Brandanschläge auf künftige Flüchtlingsunterkünfte – jetzt in Sachsen-Anhalt, vor Monaten im mittelfränkischen Vorra und im oberbayerischen Germering. Dazu ist am Mittwoch internationaler Tag der Sinti und Roma. Genug Gründe, auf die aktuelle Mitte-Studie der Leipziger Universität zu schauen, die sich mit rechtsextremen Haltungen in der Gesellschaft befasst. Sie wird zweijährlich veröffentlicht und bescheinigt Sachsen-Anhalt und Bayern die höchsten Werte der Republik bei rechtsextremen Einstellungen im Alltag.
Die Kriterien, mit denen die Forscher solche Einstellungen identifizieren, nennt Professor Elmar Brähler, Mitautor der Studie: Dazu gehörten übertriebenes Nationalbewusstsein, Ausländerfeindlichkeit und die Idee, es gebe wertes und unwertes Leben.

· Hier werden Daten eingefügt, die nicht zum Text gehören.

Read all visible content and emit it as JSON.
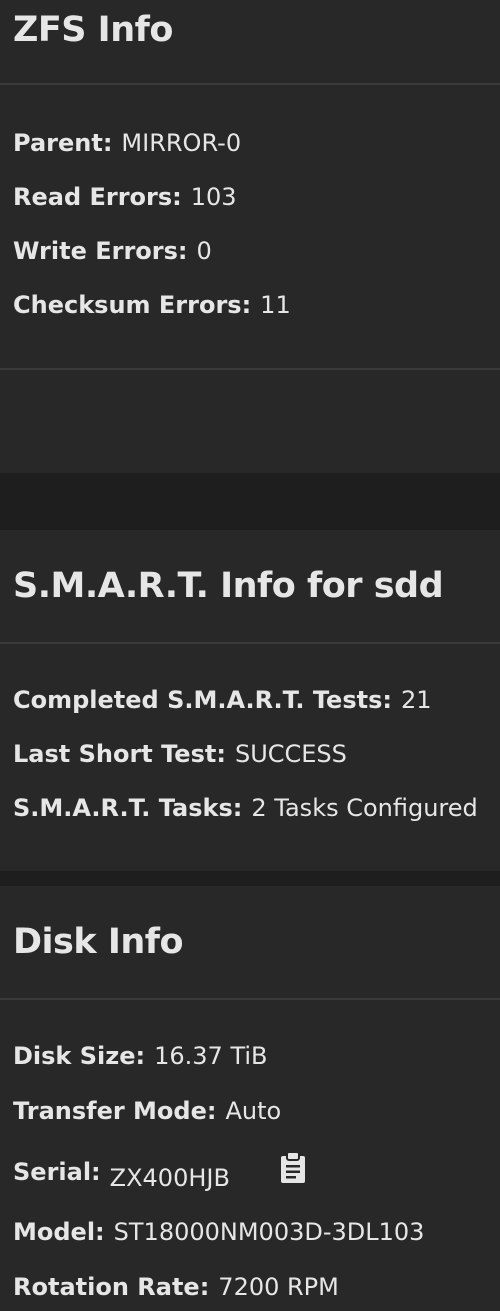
{
  "zfs": {
    "title": "ZFS Info",
    "parent_label": "Parent:",
    "parent_value": "MIRROR-0",
    "read_label": "Read Errors:",
    "read_value": "103",
    "write_label": "Write Errors:",
    "write_value": "0",
    "checksum_label": "Checksum Errors:",
    "checksum_value": "11"
  },
  "smart": {
    "title": "S.M.A.R.T. Info for sdd",
    "completed_label": "Completed S.M.A.R.T. Tests:",
    "completed_value": "21",
    "last_short_label": "Last Short Test:",
    "last_short_value": "SUCCESS",
    "tasks_label": "S.M.A.R.T. Tasks:",
    "tasks_value": "2 Tasks Configured"
  },
  "disk": {
    "title": "Disk Info",
    "size_label": "Disk Size:",
    "size_value": "16.37 TiB",
    "transfer_label": "Transfer Mode:",
    "transfer_value": "Auto",
    "serial_label": "Serial:",
    "serial_value": "ZX400HJB",
    "model_label": "Model:",
    "model_value": "ST18000NM003D-3DL103",
    "rotation_label": "Rotation Rate:",
    "rotation_value": "7200 RPM"
  },
  "icons": {
    "copy_serial": "clipboard-icon"
  },
  "colors": {
    "background": "#1e1e1e",
    "card": "#282828",
    "divider": "#3a3a3a",
    "text": "#e6e6e6"
  }
}
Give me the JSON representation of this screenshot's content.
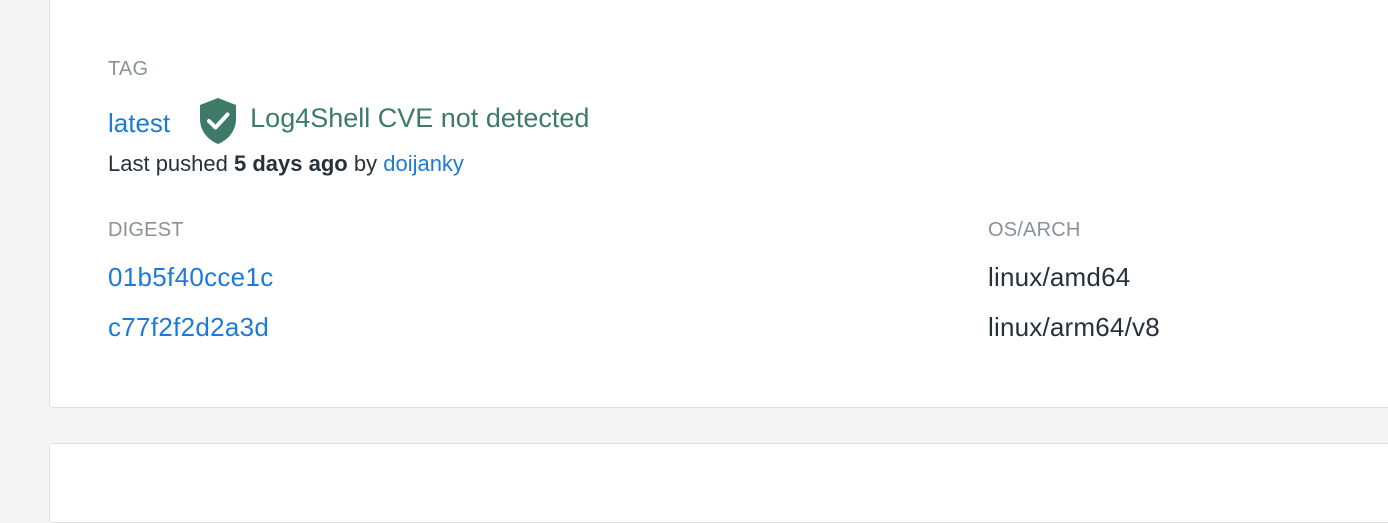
{
  "tag_section": {
    "label": "TAG",
    "tag_name": "latest",
    "scan_status": "Log4Shell CVE not detected",
    "scan_status_color": "#3d7b68",
    "scan_icon": "shield-check-icon",
    "last_pushed_prefix": "Last pushed",
    "last_pushed_time": "5 days ago",
    "last_pushed_by": "by",
    "pusher": "doijanky"
  },
  "images": {
    "digest_header": "DIGEST",
    "os_arch_header": "OS/ARCH",
    "rows": [
      {
        "digest": "01b5f40cce1c",
        "os_arch": "linux/amd64"
      },
      {
        "digest": "c77f2f2d2a3d",
        "os_arch": "linux/arm64/v8"
      }
    ]
  },
  "colors": {
    "link": "#1d7ad8",
    "muted_label": "#8a9198",
    "text": "#27313a",
    "page_background": "#f5f5f5",
    "card_border": "#dfe2e4"
  }
}
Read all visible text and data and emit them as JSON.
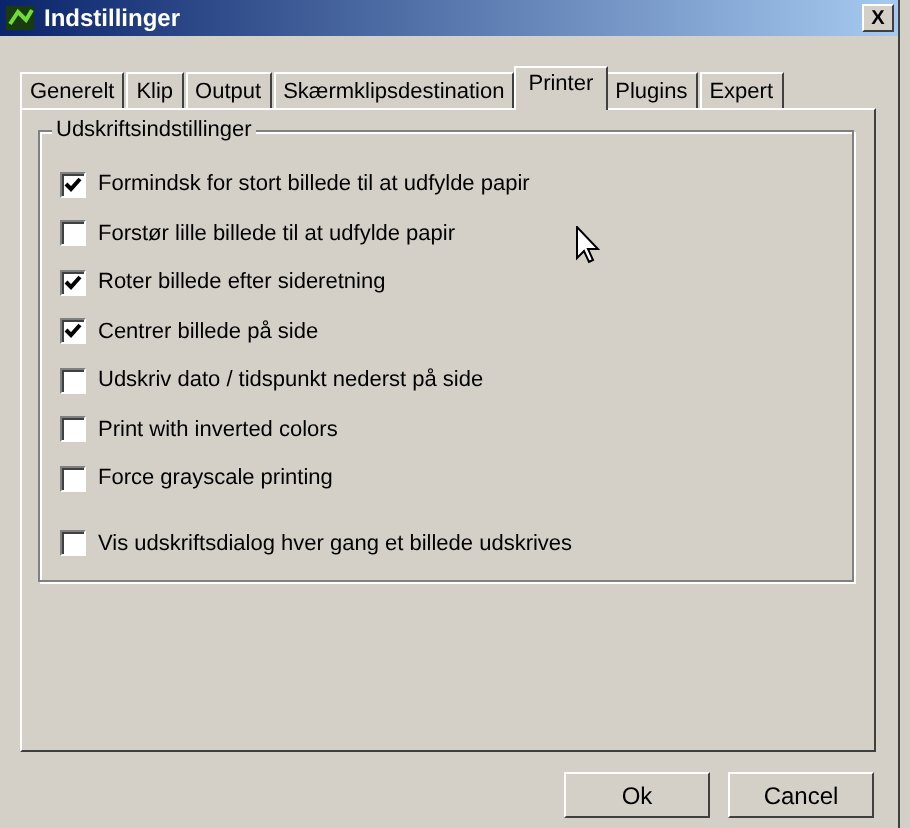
{
  "window": {
    "title": "Indstillinger",
    "close": "X"
  },
  "tabs": [
    {
      "label": "Generelt",
      "selected": false
    },
    {
      "label": "Klip",
      "selected": false
    },
    {
      "label": "Output",
      "selected": false
    },
    {
      "label": "Skærmklipsdestination",
      "selected": false
    },
    {
      "label": "Printer",
      "selected": true
    },
    {
      "label": "Plugins",
      "selected": false
    },
    {
      "label": "Expert",
      "selected": false
    }
  ],
  "group": {
    "title": "Udskriftsindstillinger",
    "options": [
      {
        "label": "Formindsk for stort billede til at udfylde papir",
        "checked": true
      },
      {
        "label": "Forstør lille billede til at udfylde papir",
        "checked": false
      },
      {
        "label": "Roter billede efter sideretning",
        "checked": true
      },
      {
        "label": "Centrer billede på side",
        "checked": true
      },
      {
        "label": "Udskriv dato / tidspunkt nederst på side",
        "checked": false
      },
      {
        "label": "Print with inverted colors",
        "checked": false
      },
      {
        "label": "Force grayscale printing",
        "checked": false
      }
    ],
    "dialog_option": {
      "label": "Vis udskriftsdialog hver gang et billede udskrives",
      "checked": false
    }
  },
  "buttons": [
    "Ok",
    "Cancel"
  ]
}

Die Werte für Ausländerfeindlichkeit und Antisemitismus in Bayern liegen bei 33 und 13 Prozent (Sachsen-Anhalt 42 und acht Prozent) – weit über dem Durchschnitt von etwas mehr als 24 und acht Prozent. Die östlichen Bundesländer liegen über dem Durchschnitt, die meisten westlichen darunter.

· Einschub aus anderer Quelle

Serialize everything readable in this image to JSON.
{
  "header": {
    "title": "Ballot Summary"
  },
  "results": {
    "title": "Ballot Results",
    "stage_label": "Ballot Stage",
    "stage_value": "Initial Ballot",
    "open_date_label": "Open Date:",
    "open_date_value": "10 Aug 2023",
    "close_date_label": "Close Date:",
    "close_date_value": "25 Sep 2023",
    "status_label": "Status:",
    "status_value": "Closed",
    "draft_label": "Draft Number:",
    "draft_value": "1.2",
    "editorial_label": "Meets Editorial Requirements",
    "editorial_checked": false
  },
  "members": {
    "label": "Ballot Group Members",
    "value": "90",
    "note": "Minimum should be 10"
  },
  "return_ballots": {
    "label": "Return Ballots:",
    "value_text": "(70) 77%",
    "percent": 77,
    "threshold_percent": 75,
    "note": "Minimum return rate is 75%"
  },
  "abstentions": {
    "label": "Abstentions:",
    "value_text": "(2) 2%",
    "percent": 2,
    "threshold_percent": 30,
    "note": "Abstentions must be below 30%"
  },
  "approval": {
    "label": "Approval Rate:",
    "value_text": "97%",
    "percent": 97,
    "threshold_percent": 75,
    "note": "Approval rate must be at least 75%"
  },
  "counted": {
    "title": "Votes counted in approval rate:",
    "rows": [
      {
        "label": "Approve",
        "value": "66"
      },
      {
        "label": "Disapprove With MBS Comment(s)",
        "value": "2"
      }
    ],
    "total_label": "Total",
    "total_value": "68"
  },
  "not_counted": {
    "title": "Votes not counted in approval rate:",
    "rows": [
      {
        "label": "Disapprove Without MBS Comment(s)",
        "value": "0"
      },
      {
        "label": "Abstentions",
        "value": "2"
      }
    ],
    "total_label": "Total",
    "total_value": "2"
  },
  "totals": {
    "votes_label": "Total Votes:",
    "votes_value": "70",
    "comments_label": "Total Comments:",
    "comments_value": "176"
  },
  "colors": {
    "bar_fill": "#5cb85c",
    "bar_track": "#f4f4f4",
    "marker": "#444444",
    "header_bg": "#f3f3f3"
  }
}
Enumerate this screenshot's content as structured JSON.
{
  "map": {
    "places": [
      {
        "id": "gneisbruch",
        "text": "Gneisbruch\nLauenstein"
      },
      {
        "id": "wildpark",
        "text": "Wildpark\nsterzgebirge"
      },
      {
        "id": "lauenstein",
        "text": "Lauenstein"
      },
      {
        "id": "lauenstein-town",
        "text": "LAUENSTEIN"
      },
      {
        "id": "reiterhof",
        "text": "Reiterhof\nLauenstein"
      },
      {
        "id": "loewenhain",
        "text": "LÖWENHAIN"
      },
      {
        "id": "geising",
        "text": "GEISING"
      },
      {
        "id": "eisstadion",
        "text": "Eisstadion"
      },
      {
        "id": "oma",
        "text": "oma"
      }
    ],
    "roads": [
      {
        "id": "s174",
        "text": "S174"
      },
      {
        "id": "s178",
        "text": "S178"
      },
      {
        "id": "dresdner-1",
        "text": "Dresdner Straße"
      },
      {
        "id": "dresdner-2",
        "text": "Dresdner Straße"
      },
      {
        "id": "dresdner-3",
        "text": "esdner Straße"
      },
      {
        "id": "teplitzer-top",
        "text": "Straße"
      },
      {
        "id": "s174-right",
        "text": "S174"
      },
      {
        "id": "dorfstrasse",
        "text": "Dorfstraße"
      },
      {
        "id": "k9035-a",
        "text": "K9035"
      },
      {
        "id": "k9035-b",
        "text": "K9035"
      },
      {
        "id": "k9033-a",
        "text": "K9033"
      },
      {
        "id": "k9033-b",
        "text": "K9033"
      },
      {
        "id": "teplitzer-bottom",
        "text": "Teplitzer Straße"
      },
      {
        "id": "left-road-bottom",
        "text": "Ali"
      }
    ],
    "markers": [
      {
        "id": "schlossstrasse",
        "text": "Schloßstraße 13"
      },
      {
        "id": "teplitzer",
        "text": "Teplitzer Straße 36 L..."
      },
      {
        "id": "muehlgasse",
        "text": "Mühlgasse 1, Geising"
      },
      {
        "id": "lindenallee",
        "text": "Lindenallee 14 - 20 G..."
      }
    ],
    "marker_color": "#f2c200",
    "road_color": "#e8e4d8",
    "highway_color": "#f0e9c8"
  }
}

Standpunkt von Chefredakteur Michael Reinhard
Eine Sonderrolle nehmen Vorbehalte gegen Sinti und Roma in Deutschland ein, sagt Brähler. Nicht nur rechtsextrem Eingestufte lehnen sie heftig ab. 55 Prozent der Deutschen aller Parteien möchten keine Sinti- oder Romafamilien in ihrer Nähe haben. „Am liberalsten sind noch die Anhänger der Grünen, aber auch da sind es 37 Prozent“, so der Psychologe, der die Studien mit Professor Oliver Decker veröffentlicht. Rasant steige zudem die Islamfeindlichkeit.

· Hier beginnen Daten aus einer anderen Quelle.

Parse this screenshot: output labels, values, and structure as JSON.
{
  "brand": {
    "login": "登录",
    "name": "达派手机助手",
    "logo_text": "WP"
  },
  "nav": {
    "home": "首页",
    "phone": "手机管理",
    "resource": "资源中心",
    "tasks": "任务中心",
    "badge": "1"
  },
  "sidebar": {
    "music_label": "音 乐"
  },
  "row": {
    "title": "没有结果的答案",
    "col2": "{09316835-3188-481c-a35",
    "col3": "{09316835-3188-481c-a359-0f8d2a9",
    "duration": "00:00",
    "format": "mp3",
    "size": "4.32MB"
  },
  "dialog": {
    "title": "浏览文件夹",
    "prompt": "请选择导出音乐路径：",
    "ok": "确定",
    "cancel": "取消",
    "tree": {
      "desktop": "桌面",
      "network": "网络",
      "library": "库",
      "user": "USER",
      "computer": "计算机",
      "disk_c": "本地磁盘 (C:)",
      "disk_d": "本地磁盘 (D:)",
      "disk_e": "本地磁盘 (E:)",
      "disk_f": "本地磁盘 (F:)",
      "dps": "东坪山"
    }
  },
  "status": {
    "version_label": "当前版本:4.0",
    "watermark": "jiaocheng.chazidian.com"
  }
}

Warum so viele Bayern rechtsextrem denken, kann Brähler nicht eindeutig erklären. Ebenso eigenartig sei, dass nur in Bayern die Kontakthypothese nicht zutrifft. Nach dieser ist die Ablehnung gegenüber Flüchtlingen niedriger, wo viele Migranten wohnen, Einheimische also leicht die Menschen kennenlernen können.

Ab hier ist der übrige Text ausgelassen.